First time in a long while

notjustair

Well-known Member
I have NO breeding stock in any hog house. I decided a couple of years ago I wasn't going to replace aged sows and would be phasing out the hog side of my operation. I grew up hog farming and have always had farrow to finish since I have farmed. The markets just stink. I rode it out for a while but I decided I was getting out. The last boar left tonight. I still have all of this year's feeders but I will be hogless for winter.

I'm already regretting it but I'm not sure why. Lol.

I still have 1000 acres to farm and have picked up more hay ground and added quite a few more cattle to the mix. I just didn't see hogs being the financial benefit they were to us in the 80's. Maybe my mind will change when those pens are all empty but I can just as easy have calving heifers in those pens. Being diversified in the upcoming years will be an asset, but I don't see hogs helping out. Not when you are one of just a couple of operations in the county.

Maybe knowing I don't have to slog through the mud every time it rains will offset things.
 
notjustair- I got out hogs in 1998. Just about you couldn't give them away!

I remember going to the slaughter house and guys were there with trailer loads of hogs just wanting to give them to you.

That was at $1.50 CWT.
 
I know the feeling. I got out in 1987 when hog prices dropped twenty cents over night. I had a bunch of fat hog ready to go and lost my butt on them. I sold all the hogs in the next six months.

We did just put up a confinement finishing barn. It is all contract feeding. Just so much per head and we take care of the hogs and get the manure. I am not a real fan of this type of production model but it is the only way hogs will make you any consistent money around here. There is not a true live hog market anymore.

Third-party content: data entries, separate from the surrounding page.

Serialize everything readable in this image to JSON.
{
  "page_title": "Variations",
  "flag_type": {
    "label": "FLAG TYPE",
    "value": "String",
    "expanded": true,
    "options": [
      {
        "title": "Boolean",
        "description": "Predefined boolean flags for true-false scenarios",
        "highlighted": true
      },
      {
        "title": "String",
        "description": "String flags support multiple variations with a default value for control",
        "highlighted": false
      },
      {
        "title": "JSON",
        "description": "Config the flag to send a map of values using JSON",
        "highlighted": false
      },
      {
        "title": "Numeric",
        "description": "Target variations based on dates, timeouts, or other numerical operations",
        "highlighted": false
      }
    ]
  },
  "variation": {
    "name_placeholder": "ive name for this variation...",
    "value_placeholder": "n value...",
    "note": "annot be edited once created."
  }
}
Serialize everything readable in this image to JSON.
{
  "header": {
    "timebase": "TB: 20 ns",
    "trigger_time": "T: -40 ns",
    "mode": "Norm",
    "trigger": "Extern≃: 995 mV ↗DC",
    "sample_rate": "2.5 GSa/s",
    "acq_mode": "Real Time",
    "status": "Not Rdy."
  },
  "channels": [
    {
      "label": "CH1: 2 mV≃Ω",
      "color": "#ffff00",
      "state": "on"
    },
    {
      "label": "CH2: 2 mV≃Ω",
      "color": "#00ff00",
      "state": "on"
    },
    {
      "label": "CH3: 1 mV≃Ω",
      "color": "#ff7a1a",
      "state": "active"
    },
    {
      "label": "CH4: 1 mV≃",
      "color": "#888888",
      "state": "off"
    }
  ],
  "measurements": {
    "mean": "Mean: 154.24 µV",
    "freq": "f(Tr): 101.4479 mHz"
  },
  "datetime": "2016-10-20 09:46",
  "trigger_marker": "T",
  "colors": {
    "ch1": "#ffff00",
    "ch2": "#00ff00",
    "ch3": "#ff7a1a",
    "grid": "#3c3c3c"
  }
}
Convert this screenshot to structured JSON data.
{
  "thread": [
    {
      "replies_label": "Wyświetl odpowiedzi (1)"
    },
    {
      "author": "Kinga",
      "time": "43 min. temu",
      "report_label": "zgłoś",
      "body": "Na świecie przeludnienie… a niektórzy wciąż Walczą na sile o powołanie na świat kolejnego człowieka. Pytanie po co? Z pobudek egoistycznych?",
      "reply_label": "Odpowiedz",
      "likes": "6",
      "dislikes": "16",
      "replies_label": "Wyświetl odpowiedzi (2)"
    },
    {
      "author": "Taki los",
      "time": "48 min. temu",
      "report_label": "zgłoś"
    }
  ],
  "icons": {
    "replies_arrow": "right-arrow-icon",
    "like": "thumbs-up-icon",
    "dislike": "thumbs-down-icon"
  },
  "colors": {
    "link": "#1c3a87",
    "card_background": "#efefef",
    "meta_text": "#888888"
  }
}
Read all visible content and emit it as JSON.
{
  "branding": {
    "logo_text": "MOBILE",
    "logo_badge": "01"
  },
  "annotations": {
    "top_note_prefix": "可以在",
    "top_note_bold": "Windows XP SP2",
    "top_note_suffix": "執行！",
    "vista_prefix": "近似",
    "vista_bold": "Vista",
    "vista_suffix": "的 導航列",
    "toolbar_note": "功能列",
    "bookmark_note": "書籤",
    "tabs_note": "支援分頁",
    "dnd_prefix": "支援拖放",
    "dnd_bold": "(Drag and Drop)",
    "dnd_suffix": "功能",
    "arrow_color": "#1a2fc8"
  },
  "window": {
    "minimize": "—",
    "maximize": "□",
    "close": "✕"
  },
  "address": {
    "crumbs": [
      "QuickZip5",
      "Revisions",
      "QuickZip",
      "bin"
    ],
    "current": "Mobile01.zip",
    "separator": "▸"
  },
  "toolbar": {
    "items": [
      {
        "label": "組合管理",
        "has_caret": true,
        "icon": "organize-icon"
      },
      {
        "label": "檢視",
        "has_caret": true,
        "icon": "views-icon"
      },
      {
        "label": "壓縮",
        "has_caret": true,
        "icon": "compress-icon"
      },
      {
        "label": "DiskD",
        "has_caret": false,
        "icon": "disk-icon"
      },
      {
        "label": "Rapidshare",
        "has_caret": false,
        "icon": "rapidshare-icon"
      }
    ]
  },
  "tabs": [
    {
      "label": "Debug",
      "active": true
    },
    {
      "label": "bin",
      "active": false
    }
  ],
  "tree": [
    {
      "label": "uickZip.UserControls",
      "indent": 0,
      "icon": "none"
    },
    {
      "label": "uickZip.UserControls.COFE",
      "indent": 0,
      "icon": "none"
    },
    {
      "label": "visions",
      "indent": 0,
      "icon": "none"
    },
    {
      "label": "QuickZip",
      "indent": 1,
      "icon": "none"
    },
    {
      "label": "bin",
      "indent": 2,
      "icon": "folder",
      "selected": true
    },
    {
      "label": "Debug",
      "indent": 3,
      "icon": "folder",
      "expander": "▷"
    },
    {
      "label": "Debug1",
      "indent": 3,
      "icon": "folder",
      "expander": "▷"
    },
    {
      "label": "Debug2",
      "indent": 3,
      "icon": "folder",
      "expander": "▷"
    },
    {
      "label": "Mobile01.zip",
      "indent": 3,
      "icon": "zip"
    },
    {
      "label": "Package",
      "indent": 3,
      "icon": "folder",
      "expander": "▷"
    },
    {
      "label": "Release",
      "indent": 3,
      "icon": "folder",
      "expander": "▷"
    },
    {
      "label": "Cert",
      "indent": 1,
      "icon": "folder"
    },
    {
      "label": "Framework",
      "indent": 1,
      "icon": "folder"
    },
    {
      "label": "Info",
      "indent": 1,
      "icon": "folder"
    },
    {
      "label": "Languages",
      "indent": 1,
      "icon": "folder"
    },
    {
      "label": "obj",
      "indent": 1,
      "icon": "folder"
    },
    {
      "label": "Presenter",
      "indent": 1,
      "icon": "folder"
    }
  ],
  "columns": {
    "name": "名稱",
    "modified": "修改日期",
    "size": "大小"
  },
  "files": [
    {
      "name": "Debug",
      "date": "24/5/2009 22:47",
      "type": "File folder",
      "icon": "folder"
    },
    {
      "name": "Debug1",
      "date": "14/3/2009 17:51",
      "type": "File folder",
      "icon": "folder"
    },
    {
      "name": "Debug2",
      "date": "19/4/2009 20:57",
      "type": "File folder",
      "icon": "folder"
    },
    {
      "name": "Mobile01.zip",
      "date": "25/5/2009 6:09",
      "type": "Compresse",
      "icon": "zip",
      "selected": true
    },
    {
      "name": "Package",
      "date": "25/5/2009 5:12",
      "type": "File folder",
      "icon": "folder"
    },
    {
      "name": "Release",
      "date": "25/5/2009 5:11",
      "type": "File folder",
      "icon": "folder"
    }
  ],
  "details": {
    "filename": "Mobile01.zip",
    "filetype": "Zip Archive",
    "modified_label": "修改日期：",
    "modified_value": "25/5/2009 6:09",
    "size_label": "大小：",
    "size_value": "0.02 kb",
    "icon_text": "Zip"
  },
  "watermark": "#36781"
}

I really miss hearing the sounds of the hogs on a clear cool night. The feeder lids banging and the grunts/squeals of the hogs. Loved seeing a big sow laying there quietly while her little ones nursed. That life style is gone for good now.
 
Just curious - what happened to the market? Why the price drop? Lack of demand, foreign competition, costly regulation - something else?
 
I finished my last pig in 1987. I felt there was no money left in pigs then , and have seen little to change my mind since. There used to be lots of farms around with 30 - 50 sows , now there are none. I am not even sure where I could go to buy a pig now. Pigs used to take at least two hours to sell at the local auction barn each Saturday . Now a month can go by , and there will not be a pig at the sale. All have been replaced with sheep and goats. The turben top folks are a common sight at the sales barn .
 
I didn't know hogs were that cheap. I'm over seventy and always wanted to cook a whole hog. Well, for the fourth, I did it. For two years I've been trying to catch a small one. Finally gave up on that and bought one. The butcher shop must have seen me coming if they're that cheap. $9.25 a pound :-(.
 
(quoted from post at 02:27:20 07/05/16) Just curious - what happened to the market? Why the price drop? Lack of demand, foreign competition, costly regulation - something else?

250,000 hog corporate farms driving down costs and prices.
 
It's kind of like chickens - the big houses have control of the market. With some things like chicken, smaller folks have gotten away with selling free range boutique chicken to those that want that market. A farmers market can get away with a hundred chickens at 4.00 a pound. That just doesn't happen with hogs. Folks aren't willing to pay what a hog takes to raise. For some reason they see the future with a half of beef, but they want their tenderloin from Hormel.

I raise my own grain so it isn't as big a cost as it would be for some. However, when six months time gets you $230 and then you taken those production costs off, there isn't much to keep a producer in the business. I have some pasture ground that I send hogs through in rotation, but they aren't like my cows where summer grazing or winter bales sustain them. Hogs take 5-7 pounds of grain a day and that's the source of their diet. Free grass is a supplement they love but nothing more than a feed extension.

If you want my honest opinion (and it's not worth much) the market never came back after swine flu.
 
Sometimes if you can't fight the big guys join the little ones. Neighbor has red Wattles he's selling just weaned pigs for 125 a piece last I heard. Seen a few go into pasture raised pigs i raised a few that way an know I can still have a good market for them. Sometimes I buy some off Craigslist and finish them on all the scraps I got around doesn't make a whole lot of money but I can pay to put a pig in the freezer.
 
I remember someone taking hogs to market and hitting a deer, $1000 deductable. Lost money said he would have made more just to shoot them.